U bent hier

Onderneming & Administratie
Erfgenaam erft ook aansprakelijkheid bestuurder

Erfgenaam erft ook aansprakelijkheid bestuurder

De persoonlijke aansprakelijkheid van een bestuurder voor openstaande schulden van een onderneming is niet zomaar verdwenen als die bestuurder overlijdt, zo heeft het gerechtshof bepaald. De aansprakelijkheid gaat dan namelijk over naar de erfgenaam van die bestuurder.

Als een bv haar verplichtingen niet nakomt, is het uitgangspunt in de wet dat alleen de bv daar aansprakelijk voor is. En dus niet de bestuurder van die bv. Schuldeisers die geld willen halen bij de bestuurder, zullen een beroep moeten doen op bestuurdersaansprakelijkheid. De juridische lat daarvoor ligt best hoog (artikel), omdat de wetgever wil voorkomen dat ondernemers continu angstig zitten te nagelbijten in plaats van risico's te nemen en te ondernemen.

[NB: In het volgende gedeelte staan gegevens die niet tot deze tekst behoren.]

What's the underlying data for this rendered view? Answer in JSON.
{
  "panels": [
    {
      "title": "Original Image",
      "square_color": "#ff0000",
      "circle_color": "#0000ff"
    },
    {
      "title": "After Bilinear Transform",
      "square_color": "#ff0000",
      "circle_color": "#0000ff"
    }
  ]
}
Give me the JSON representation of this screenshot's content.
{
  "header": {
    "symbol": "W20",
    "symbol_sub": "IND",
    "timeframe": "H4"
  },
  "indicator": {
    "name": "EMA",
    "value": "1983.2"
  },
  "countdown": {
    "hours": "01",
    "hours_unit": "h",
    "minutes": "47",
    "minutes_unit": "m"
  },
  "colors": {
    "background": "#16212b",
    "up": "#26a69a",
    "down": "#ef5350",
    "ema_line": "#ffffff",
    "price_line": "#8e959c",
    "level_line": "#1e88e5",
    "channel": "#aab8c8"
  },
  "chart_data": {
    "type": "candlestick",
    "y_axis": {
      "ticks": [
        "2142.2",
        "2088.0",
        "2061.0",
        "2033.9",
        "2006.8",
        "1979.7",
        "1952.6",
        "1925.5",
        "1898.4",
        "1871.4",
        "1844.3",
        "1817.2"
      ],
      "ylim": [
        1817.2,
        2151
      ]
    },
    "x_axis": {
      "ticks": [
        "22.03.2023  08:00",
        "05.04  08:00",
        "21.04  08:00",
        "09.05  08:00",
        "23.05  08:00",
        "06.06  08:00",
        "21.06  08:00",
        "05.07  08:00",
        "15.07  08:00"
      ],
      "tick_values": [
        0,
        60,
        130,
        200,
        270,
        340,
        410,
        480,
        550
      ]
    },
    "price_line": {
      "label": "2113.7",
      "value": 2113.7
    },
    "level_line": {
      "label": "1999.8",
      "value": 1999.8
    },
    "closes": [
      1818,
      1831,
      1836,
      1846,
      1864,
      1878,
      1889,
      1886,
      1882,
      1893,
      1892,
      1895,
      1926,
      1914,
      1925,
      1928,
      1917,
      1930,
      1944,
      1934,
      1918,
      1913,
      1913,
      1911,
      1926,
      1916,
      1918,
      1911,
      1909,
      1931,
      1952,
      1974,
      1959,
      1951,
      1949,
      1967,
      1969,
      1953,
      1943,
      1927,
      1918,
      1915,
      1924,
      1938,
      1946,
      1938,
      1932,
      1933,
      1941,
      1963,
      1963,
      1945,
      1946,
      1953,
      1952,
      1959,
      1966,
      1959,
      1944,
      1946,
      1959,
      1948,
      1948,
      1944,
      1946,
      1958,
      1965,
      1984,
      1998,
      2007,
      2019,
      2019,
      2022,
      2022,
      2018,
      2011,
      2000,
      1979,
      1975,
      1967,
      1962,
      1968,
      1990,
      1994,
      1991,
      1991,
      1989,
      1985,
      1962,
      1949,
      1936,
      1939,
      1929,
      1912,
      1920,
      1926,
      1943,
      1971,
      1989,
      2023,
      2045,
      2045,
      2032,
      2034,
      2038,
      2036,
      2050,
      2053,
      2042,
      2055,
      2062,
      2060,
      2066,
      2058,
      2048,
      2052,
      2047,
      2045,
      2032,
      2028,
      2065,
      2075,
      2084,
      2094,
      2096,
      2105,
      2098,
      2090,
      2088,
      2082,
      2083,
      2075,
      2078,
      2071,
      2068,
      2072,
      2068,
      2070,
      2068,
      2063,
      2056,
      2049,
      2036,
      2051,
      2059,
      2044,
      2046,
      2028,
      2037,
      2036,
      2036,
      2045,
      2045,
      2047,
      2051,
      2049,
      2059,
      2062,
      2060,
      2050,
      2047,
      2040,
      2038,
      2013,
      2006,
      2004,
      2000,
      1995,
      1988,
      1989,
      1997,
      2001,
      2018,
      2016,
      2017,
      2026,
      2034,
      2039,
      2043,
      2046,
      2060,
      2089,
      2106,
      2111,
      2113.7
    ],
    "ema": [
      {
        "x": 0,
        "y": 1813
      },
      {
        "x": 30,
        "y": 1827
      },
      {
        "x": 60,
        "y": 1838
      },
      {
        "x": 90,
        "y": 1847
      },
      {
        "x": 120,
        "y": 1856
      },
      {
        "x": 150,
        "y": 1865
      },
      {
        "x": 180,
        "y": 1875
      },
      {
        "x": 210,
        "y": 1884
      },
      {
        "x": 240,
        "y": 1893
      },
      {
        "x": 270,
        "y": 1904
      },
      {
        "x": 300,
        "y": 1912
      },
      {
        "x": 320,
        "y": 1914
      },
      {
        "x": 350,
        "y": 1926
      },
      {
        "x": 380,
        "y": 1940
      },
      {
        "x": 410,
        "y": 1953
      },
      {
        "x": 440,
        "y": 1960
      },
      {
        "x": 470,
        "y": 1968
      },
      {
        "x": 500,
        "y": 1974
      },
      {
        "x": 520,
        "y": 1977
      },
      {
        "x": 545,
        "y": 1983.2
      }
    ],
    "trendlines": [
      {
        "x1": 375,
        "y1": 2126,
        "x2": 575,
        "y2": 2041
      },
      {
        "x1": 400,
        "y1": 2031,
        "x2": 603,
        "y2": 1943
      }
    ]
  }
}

Bestuurder gaat onverantwoorde verplichting aan

Ondanks de hoge juridische horde lukt het schuldeisers soms wel om de bestuurder persoonlijk aansprakelijk te stellen. Dat kan als de bestuurder persoonlijk een 'ernstig verwijt' kan worden gemaakt. Bijvoorbeeld als een bestuurder verplichtingen is aangegaan waarvan hij eigenlijk wel wist (of had kunnen weten) dat de bv die niet zou kunnen nakomen (artikel).
Daar draaide het ook om bij een recente rechtszaak bij het gerechtshof in Den Bosch. Daar ging het om een vrouw die getrouwd was met een man die een pensioen in eigen beheer had opgebouwd bij de bv van zijn broer. In 2014 sloten de vrouw en de man een echtscheidingsconvenant, waarin stond dat de vrouw recht had op de helft van het pensioen in eigen beheer. Het convenant werd daarom ook medeondertekend door de broer en zijn holding-bv, waarmee de bv dus werd verplicht om pensioenbetalingen te doen. Na drie jaar kreeg de vrouw echter geen pensioenuitkeringen meer. Zij kreeg namens de holding-bv een brief van de vrouw van de broer. Die broer was namelijk inmiddels overleden. De vrouw van de broer schreef dat de holding onvoldoende financiële middelen had om de uitkeringen nog voort te zetten. Dit alles leidde tot een rechtszaak.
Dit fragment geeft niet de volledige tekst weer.